Un fármaco, en el banquillo

El «juicio del siglo» por los efectos de la talidomida, cambió el desarrollo de medicamentos


Redacción / la voz

El año que cambió el mundo

«Quizá aquí hoy ha comenzado a verse la irresponsabilidad de la ciencia», rezaban las crónicas de hace justo medio siglo. Fue en una antigua cantina de mineros, una improvisada corte de justicia arreglada para la ocasión, donde el 27 de mayo de 1968 se inició en la pequeña localidad alemana de Alsdorf el que entonces se llamó el juicio del siglo, el de la talidomida. Detrás quedaban seis años de instrucción y miles de víctimas en todo el mundo. Por delante, la advertencia del propio tribunal de que el proceso, con cientos de testigos citados, se prolongaría «hasta el extremo poco acostumbrado de dos años». Todavía hoy sorprenden las imágenes de los afectados por aquel fármaco sintetizado en 1954 y que el laboratorio Grünenthal comenzó a comercializar el 1 de octubre 1957 como una alternativa más segura que los barbitúricos contra el insomnio, un sedante que se llegó a publicitar como «inocuo como un caramelo», para el que no se necesitaba receta médica y que, además, funcionaba contra las náuseas del embarazo. Rápidamente se comercializó en más de 40 países en formatos diferentes.

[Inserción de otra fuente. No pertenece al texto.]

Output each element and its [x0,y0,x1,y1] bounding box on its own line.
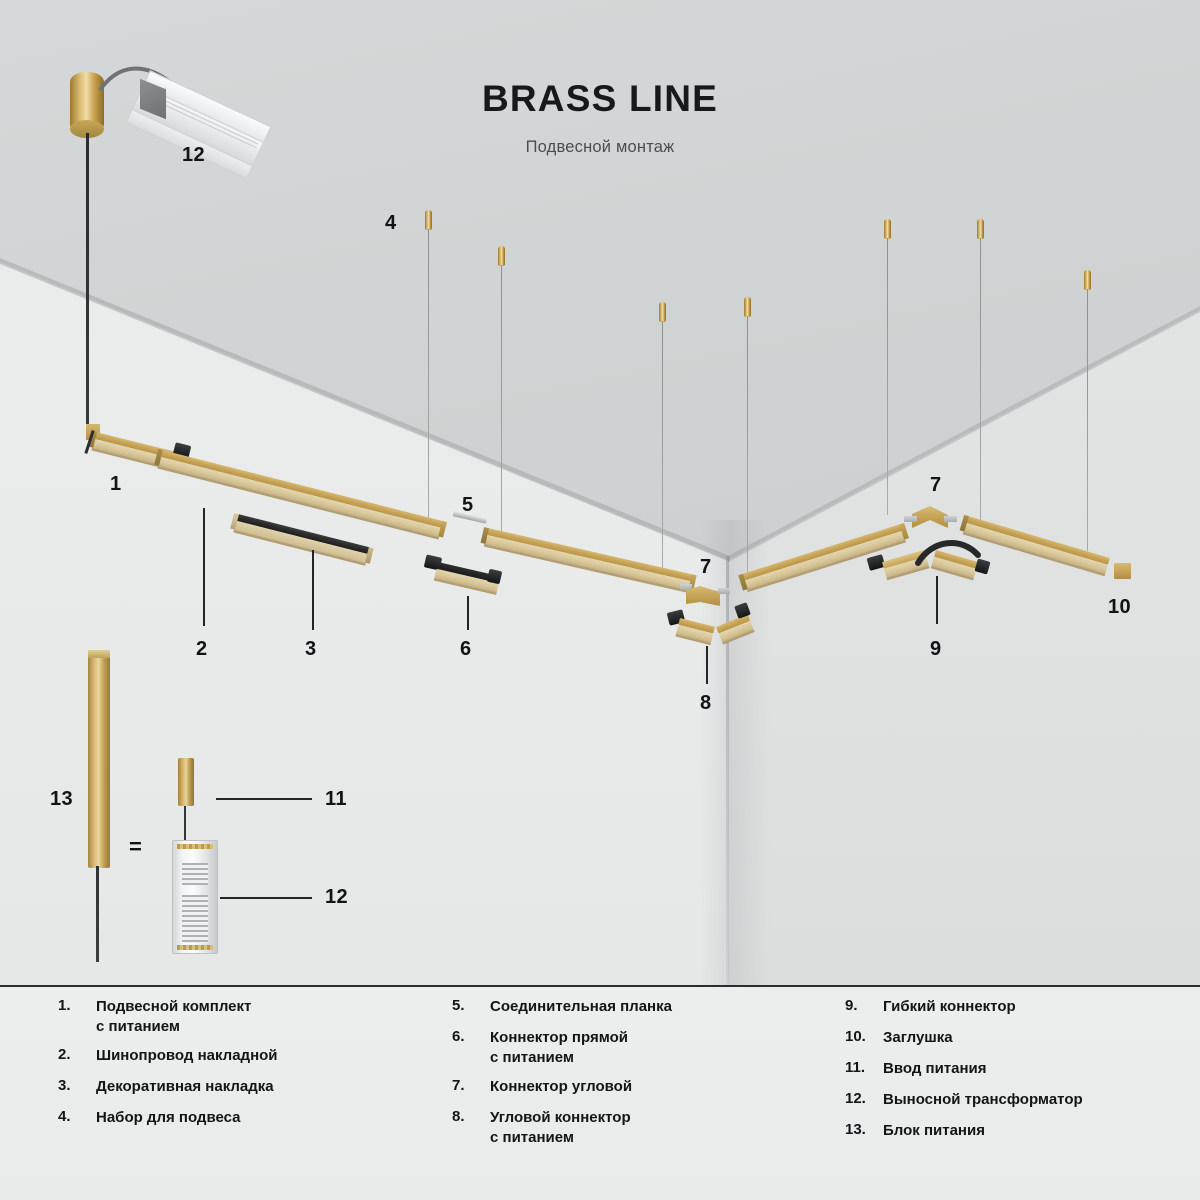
callout-11: 11 [325,788,347,811]
leader-3 [312,550,314,630]
wire-1 [428,229,429,525]
legend-index: 3. [58,1077,92,1094]
legend-label: Блок питания [883,1121,1175,1141]
legend-label: Коннектор прямой с питанием [490,1028,822,1068]
legend-index: 7. [452,1077,486,1094]
legend-index: 9. [845,997,879,1014]
legend-item: 1. Подвесной комплект с питанием [58,997,418,1037]
callout-9: 9 [930,638,942,661]
leader-11 [216,798,312,800]
callout-5: 5 [462,494,474,517]
wire-5 [887,238,888,515]
legend-item: 5. Соединительная планка [452,997,822,1019]
anchor-3 [659,302,666,322]
legend-label: Набор для подвеса [96,1108,418,1128]
product-diagram-page: BRASS LINE Подвесной монтаж 12 [0,0,1200,1200]
legend-index: 5. [452,997,486,1014]
anchor-5 [884,219,891,239]
legend-label: Коннектор угловой [490,1077,822,1097]
callout-10: 10 [1108,596,1131,619]
callout-1: 1 [110,473,122,496]
wire-4 [747,316,748,580]
anchor-4 [744,297,751,317]
vent-grill-lower [182,895,208,943]
legend-index: 10. [845,1028,879,1045]
legend-index: 1. [58,997,92,1014]
legend-item: 12. Выносной трансформатор [845,1090,1175,1112]
callout-6: 6 [460,638,472,661]
leader-6 [467,596,469,630]
transformer-terminals-top [177,844,213,849]
legend-label: Соединительная планка [490,997,822,1017]
legend-item: 8. Угловой коннектор с питанием [452,1108,822,1148]
callout-3: 3 [305,638,317,661]
legend-column-3: 9. Гибкий коннектор 10. Заглушка 11. Вво… [845,997,1175,1152]
legend-column-1: 1. Подвесной комплект с питанием 2. Шино… [58,997,418,1139]
legend-label: Выносной трансформатор [883,1090,1175,1110]
wire-6 [980,238,981,521]
wire-7 [1087,289,1088,551]
legend-item: 7. Коннектор угловой [452,1077,822,1099]
callout-4: 4 [385,212,397,235]
callout-12b: 12 [325,886,348,909]
transformer-terminals-bottom [177,945,213,950]
legend-item: 6. Коннектор прямой с питанием [452,1028,822,1068]
legend-item: 10. Заглушка [845,1028,1175,1050]
power-input-wire [184,806,186,842]
callout-13: 13 [50,788,73,811]
legend-item: 11. Ввод питания [845,1059,1175,1081]
callout-2: 2 [196,638,208,661]
anchor-7 [1084,270,1091,290]
legend-label: Гибкий коннектор [883,997,1175,1017]
leader-8 [706,646,708,684]
legend-label: Подвесной комплект с питанием [96,997,418,1037]
legend-panel: 1. Подвесной комплект с питанием 2. Шино… [0,985,1200,1200]
wire-2 [501,265,502,537]
legend-index: 4. [58,1108,92,1125]
legend-label: Шинопровод накладной [96,1046,418,1066]
anchor-1 [425,210,432,230]
legend-item: 4. Набор для подвеса [58,1108,418,1130]
legend-index: 8. [452,1108,486,1125]
legend-index: 2. [58,1046,92,1063]
legend-item: 13. Блок питания [845,1121,1175,1143]
pendant-cord [86,133,89,433]
callout-7b: 7 [930,474,942,497]
callout-8: 8 [700,692,712,715]
leader-12b [220,897,312,899]
callout-12a: 12 [182,144,205,167]
power-block-cord [96,866,99,962]
anchor-6 [977,219,984,239]
legend-index: 11. [845,1059,879,1076]
legend-label: Заглушка [883,1028,1175,1048]
room-scene: BRASS LINE Подвесной монтаж 12 [0,0,1200,985]
legend-index: 6. [452,1028,486,1045]
leader-2 [203,508,205,626]
vent-grill-upper [182,863,208,885]
callout-7a: 7 [700,556,712,579]
legend-index: 13. [845,1121,879,1138]
leader-9 [936,576,938,624]
legend-item: 9. Гибкий коннектор [845,997,1175,1019]
flex-cable [916,537,986,571]
legend-item: 2. Шинопровод накладной [58,1046,418,1068]
legend-column-2: 5. Соединительная планка 6. Коннектор пр… [452,997,822,1157]
legend-index: 12. [845,1090,879,1107]
legend-label: Ввод питания [883,1059,1175,1079]
legend-label: Угловой коннектор с питанием [490,1108,822,1148]
wire-3 [662,321,663,573]
anchor-2 [498,246,505,266]
equals-sign: = [129,834,142,860]
legend-label: Декоративная накладка [96,1077,418,1097]
legend-item: 3. Декоративная накладка [58,1077,418,1099]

Hasta que apenas cuatro años después un pediatra y genetista de Hamburgo llamó la atención sobre el notable incremento de niños nacidos con focomelia, curioso nombre para una malformación que, en muchos casos, se manifestaba con manos y pies saliendo directamente del tronco. Apenas un mes después, otro médico apuntaba lo mismo ya en Australia y en EE.UU. una joven pediatra puso tantas trabas que la administración de drogas y alimentos no llegó a autorizar su venta. Sin embargo, Norteamérica tampoco quedó al margen: más de un millar de médicos, convencidos por la industria, lo habían dado a probar.

El laboratorio, aún sin reconocer la relación de la talidomida con tales efectos, remitió una nota a médicos y farmacéuticos desaconsejando su prescripción a embarazadas, aunque no lo retiró del mercado. Sobre esa nota se basó gran parte del aquel primer juicio en Alemania, que subió al estrado a 396 niños de corta edad mostrando al mundo las terribles secuelas de un fármaco que, según los estudios realizados después, hasta en un 40 % de los casos provocaba la muerte del bebé antes del primer año de vida, cuando no nada más nacer, y del que en algunos casos bastaba una sola dosis para provocar daños irreparables no solo en las visibles malformaciones en las extremidades.

El día del comienzo del juicio, el fiscal cifraba en al menos 5.000 los niños nacidos deformes. Las cifras, nunca fijadas, se elevaron después por encima de 20.000. En Galicia, pocos recuerdan ya aquellos nacimientos que truncaron vidas y cargaron de un sentimiento de culpabilidad inevitable, perpetuo e irreparable a las madres de los bebés de la talidomida

En España, hasta 1985

Si aquel primer juicio alemán se cerró en una sentencia que no reconocía más que imprudencia, pero no dolo, saldada con indemnizaciones, en España la lucha de los afectados fue mucho más larga. Pese a una normativa de la OMS que prohibió la venta del antiemético ya en 1964, existe constancia de que en nuestro país siguió administrándose hasta 1985. Una vez truncada toda esperanza de las asociaciones de víctimas hasta por la Corte de Derechos Humanos de Estrasburgo -los tribunales llegaron a decretar prescrito el caso-, el Ministerio de Sanidad abrió el 19 de enero pasado, medio siglo después, un plazo de seis meses para que los afectados nacidos entre el 1 de enero de 1955 y el 31 de diciembre de 1985 soliciten la evaluación de su caso. De confirmarse la relación de sus anomalías congénitas con la talidomida, pasarán a formar parte del registro de afectados con derecho a indemnización por parte del Estado como heredero de aquella Administración que permitió su dispensación.

Suceda lo que suceda y aun cuando se logre una compensación económica, ya hace cincuenta años el juez sentenció sobre la imposibilidad de resarcir el dolor: «Ninguna de estas madres puede tener la esperanza de olvidar su tragedia», dijo el magistrado.

Aquel juicio del siglo, todavía irresuelto para muchos, cambió para siempre la visión sobre los efectos del consumo de medicamentos y su desarrollo. Hoy, quizá más por temor que por fortuna, la investigación farmacológica está sometida a controles y requisitos de seguridad que nada tienen que ver con la laxitud, probablemente mezclada con intereses económicos, que entonces sacrificó las vidas de miles de niños.